It's sure quite a while since the last time you've heard (or read to be precise) some journals from me. I beg your apologies for that. A lot of work always keeps my thoughts wandering around my mind and my physical notebooks.
But today, I'll assure you that we'll venture into a topic that's quite interesting one.
If I were to ask you, my dear reader, what's the purpose of your learnings? Is it for future careers? Or might be for your curiosity? Or even simpler, you just learn something you and yourself need to understand or do at the present?
Whatever it might be, as long as you know the purpose and you are always eager to learn, you're good to go.

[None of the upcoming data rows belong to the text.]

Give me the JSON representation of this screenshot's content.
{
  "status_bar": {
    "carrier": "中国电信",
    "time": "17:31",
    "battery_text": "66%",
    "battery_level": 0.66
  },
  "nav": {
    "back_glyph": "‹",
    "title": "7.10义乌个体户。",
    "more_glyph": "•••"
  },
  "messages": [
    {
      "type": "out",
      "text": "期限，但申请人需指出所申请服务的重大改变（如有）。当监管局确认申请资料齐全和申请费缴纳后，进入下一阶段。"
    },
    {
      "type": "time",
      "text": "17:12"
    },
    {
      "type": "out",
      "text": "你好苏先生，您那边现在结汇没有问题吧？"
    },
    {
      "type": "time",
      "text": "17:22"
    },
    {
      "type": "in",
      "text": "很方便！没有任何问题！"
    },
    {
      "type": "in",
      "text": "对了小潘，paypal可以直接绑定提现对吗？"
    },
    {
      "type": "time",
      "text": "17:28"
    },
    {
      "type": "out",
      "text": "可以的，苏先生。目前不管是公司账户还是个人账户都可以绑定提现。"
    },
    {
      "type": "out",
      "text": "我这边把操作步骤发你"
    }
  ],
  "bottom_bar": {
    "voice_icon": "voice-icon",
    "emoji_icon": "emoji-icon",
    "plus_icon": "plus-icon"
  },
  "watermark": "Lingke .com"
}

Now, since you've set the foundation (aka the grandeur purpose) for your learning, you might be asking, what should you 'learn'?

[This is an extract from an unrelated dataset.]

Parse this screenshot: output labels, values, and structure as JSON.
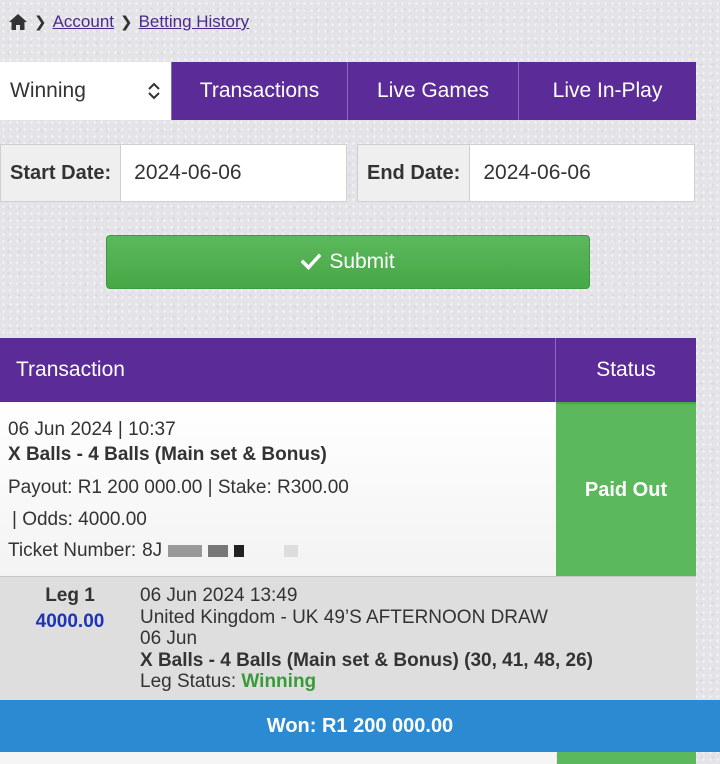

Even though I am still considering myself pretty early in my career (and life itself), I've already witnessed a lot of people who want to get something in their life (success, wealth, yada-yada), but have no single idea of 'what' should they do (not even reach the 'how' they do it).
I always consider the knowledge, skills, and other supporting factors that directly or indirectly help us to achieve those goals are The Toolbox for Our Dreams.
Thus, if we are using the same analogy as stated above, which box would you choose?
- a) A box with a small amount of tools. But, each tool does its primary job flawlessly. (The specialists' box)
- b) A box with a large amount of tools. Each of the tools does its primary job decently (or is even considered poorly in some aspects). (The generalists' box)
Well, if you are reading up to this point and hoping to get an answer to those choices out of this journal, I'm very sorry my dear reader I don't have the answer for you.
But, hear me out. Even though I don't have the answer for you, I certainly do have the answer for myself: I choose both.
Why? Since the beginning, the analogy is never (and will never be) fit to the whole story of our life. As life itself is complicated, fitting our mind frame into one single idea (whether it's to always become a specialist or a generalist) is like a small broken box. Limited in size, and doesn't have a chance to add more tools (and probably will not look that good too).
By having multiple boxes, we can position ourselves depending on our circumstances. If you're in a position as a leader, it might be best for you to become a generalist so then you can help your subordinates to make decisions themselves and grow.
Or, if you're in a position as a student, you might want to have the box have nothing in it at all. So you can absorb new "tools" more efficiently.